Worm composting is a frugal way to create a rich soil amendment.

Just about every article on going green recommends composting kitchen and yard waste as a way to help save the planet. This is great advice because not only does composting reduce the greenhouse gas methane (that contributes to global warming) but it also provides an excellent source of nutrients for the garden, which reduces the need for synthetic chemical fertilizers.

Most discussions about composting start with the compost bin or pile that’s outside near the garden. Seldom do you hear about the compost bin located under a sunny window in the kitchen.

But that’s exactly where Todd Neff and his family have placed theirs. The Neffs have a worm bin that produces some of the richest compost you’ve ever seen.

Todd, a Denver writer, started the bin full of worms and muck after seeing  how intrigued his two-year-old daughter was with the worms moving through the bin.  “They became our pet worms,” he says.

A friend from Alaska showed him how easy and inexpensive it is to start a homemade worm bin.  So in May of 2008 he bought two 10-gallon plastic totes and two bricks at Wal-Mart.

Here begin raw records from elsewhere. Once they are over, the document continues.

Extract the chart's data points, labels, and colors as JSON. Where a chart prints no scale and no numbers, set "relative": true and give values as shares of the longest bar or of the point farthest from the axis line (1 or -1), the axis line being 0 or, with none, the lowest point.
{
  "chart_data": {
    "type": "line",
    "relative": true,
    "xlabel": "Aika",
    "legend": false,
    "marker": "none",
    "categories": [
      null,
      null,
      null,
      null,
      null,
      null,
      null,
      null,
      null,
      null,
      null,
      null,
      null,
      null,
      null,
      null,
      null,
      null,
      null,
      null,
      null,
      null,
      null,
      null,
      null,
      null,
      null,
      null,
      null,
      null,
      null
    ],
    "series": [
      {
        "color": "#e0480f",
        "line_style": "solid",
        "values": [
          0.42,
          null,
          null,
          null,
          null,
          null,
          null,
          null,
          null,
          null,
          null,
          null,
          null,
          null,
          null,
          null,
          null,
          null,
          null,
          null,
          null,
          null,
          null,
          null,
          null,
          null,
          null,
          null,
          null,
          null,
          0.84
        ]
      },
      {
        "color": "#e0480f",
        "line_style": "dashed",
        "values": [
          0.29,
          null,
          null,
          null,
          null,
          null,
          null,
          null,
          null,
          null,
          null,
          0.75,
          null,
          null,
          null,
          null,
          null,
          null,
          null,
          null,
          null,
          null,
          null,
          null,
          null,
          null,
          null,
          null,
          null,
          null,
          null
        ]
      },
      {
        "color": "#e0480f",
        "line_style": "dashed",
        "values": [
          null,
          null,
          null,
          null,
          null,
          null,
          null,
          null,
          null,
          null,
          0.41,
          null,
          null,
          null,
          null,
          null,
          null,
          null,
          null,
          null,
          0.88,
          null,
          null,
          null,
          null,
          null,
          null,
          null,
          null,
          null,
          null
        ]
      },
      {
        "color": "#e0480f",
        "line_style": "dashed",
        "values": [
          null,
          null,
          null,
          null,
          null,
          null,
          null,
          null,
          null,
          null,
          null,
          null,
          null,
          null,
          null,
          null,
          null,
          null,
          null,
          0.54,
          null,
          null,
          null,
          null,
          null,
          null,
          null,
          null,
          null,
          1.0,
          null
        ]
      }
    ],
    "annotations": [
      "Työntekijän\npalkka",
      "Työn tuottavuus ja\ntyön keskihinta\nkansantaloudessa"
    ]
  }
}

Then he took the following steps:

  1. Drilled 30 quarter-inch holes in the bottom of both totes.
  2. Drilled 1/16th inch holes around the top rims of both totes.
  3. Drilled 1/16th holes spaced around the lid of one of the containers. (No holes were drilled in the second lid.)
  4. Ripped newspaper into 1-inch or narrower strips.
  5. Soaked the newspaper in water and squeezed to the dampness of a wrung sponge.
  6. Placed lid without holes face-up on he ground and placed 2 bricks on it.
  7. Placed drilled tote on the bricks.
  8. Added 4 inches of newspaper “bedding” in the bottom and added a handful of garden dirt–sandy soil works fine.
  9. Added worms. (Worms can also be purchased where bait is sold.)

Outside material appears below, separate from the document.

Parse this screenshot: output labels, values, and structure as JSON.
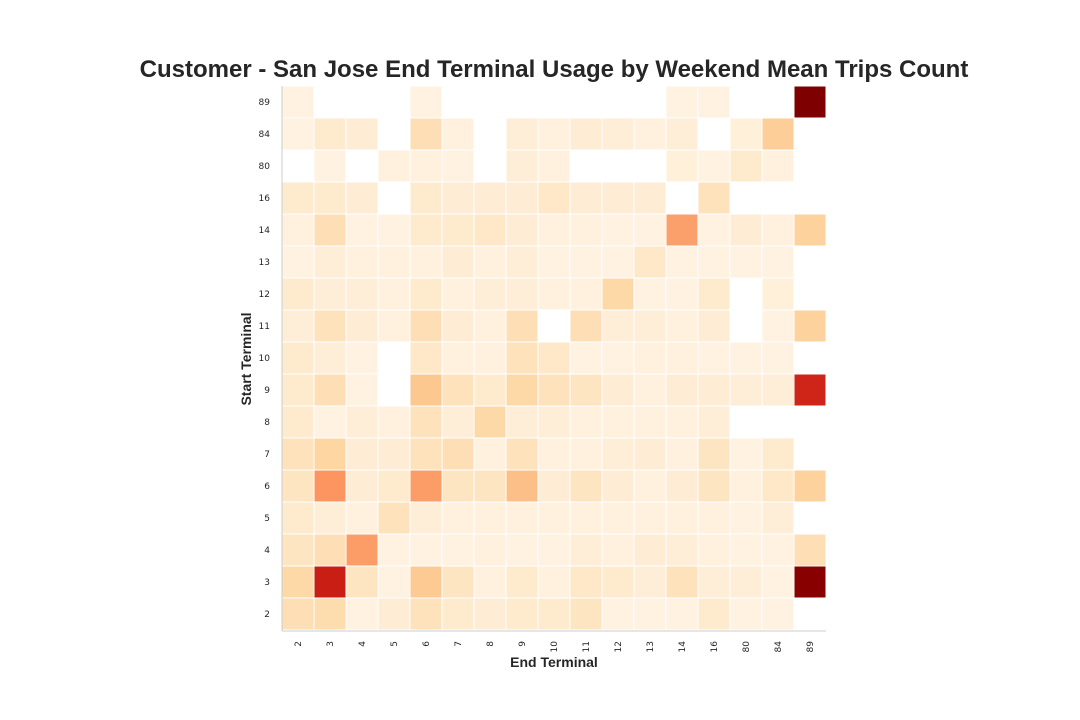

Todd says he then cut out bin-shaped smooth-cornered rectangles of cardboard and put it on top of it all, making sure it was moist using a spray bottle. The worms eat about 2-3 pounds of kitchen scraps a week. As he adds a pound at a time, he tears up/soaks more newspaper and spreads it about 1-inch thick over the new additions.

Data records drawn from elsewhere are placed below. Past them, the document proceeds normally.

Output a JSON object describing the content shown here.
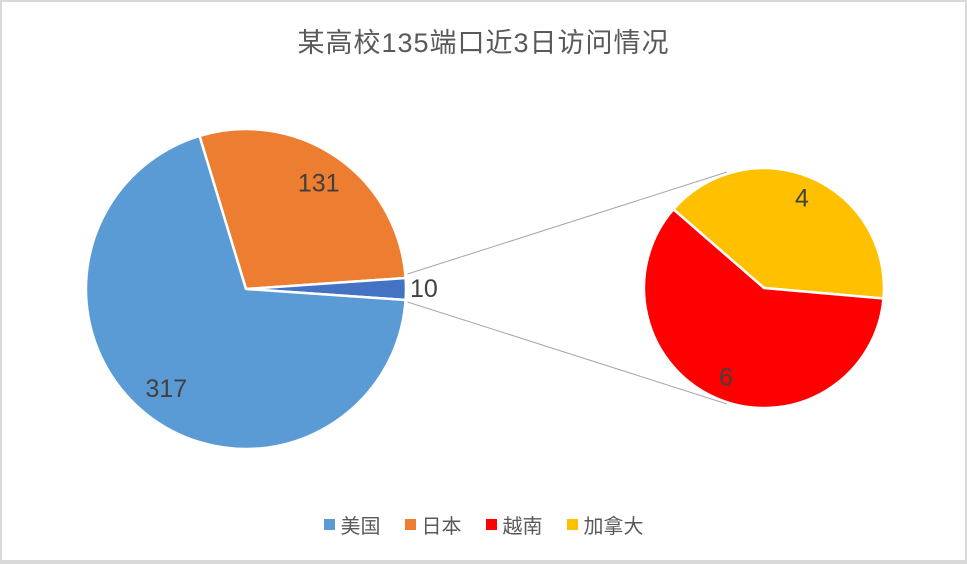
{
  "title": "某高校135端口近3日访问情况",
  "colors": {
    "background": "#FFFFFF",
    "frame_border": "#D9D9D9",
    "title_text": "#595959",
    "label_text": "#404040",
    "legend_text": "#595959",
    "connector_line": "#A6A6A6",
    "slice_border": "#FFFFFF",
    "usa": "#5B9BD5",
    "japan": "#ED7D31",
    "other_group": "#4472C4",
    "vietnam": "#FF0000",
    "canada": "#FFC000"
  },
  "legend": {
    "items": [
      {
        "id": "usa",
        "label": "美国",
        "color": "#5B9BD5"
      },
      {
        "id": "japan",
        "label": "日本",
        "color": "#ED7D31"
      },
      {
        "id": "vietnam",
        "label": "越南",
        "color": "#FF0000"
      },
      {
        "id": "canada",
        "label": "加拿大",
        "color": "#FFC000"
      }
    ]
  },
  "chart_data": {
    "type": "pie",
    "subtype": "pie-of-pie",
    "title": "某高校135端口近3日访问情况",
    "legend_position": "bottom",
    "categories": [
      "美国",
      "日本",
      "越南",
      "加拿大"
    ],
    "values": [
      317,
      131,
      6,
      4
    ],
    "total": 458,
    "main_pie": {
      "start_angle_deg": -16.9,
      "slices": [
        {
          "id": "japan",
          "name": "日本",
          "value": 131,
          "label": "131",
          "color": "#ED7D31"
        },
        {
          "id": "other-group",
          "name": "",
          "value": 10,
          "label": "10",
          "color": "#4472C4",
          "label_outside": true
        },
        {
          "id": "usa",
          "name": "美国",
          "value": 317,
          "label": "317",
          "color": "#5B9BD5"
        }
      ]
    },
    "secondary_pie": {
      "start_angle_deg": -49,
      "slices": [
        {
          "id": "canada",
          "name": "加拿大",
          "value": 4,
          "label": "4",
          "color": "#FFC000"
        },
        {
          "id": "vietnam",
          "name": "越南",
          "value": 6,
          "label": "6",
          "color": "#FF0000"
        }
      ]
    }
  }
}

He feeds the worms every other day and occasionally skip a day. “They seem happy,” he says.

When the first tote is full, he starts the empty one in the same manner and puts it directly on top of the lidless bin using the ventilated lid on the new bin. The worms migrate through the holes leaving behind a rich compost. Worm composting is also referred to as vermiculture, vermicomposting, or worm farming.

“I take great pleasure at dinner parties pointing out that thousands of worms are wriggling away just a few feet from our guests,” he says.  “It also feels good not grinding all our green rests in the disposal.”

Todd estimates that the unwormed volume of kitchen waste he’s put into the tote would probably fill the bed of a pickup truck. Since starting his “pet” project, the worms have multiplied enough so he could seed a worm bin for a friend and one for his daughters’ Montessori school.

I’m considering adding a worm bin to my gardening efforts because I think it would be great fun to be a worm farmer.  How about you?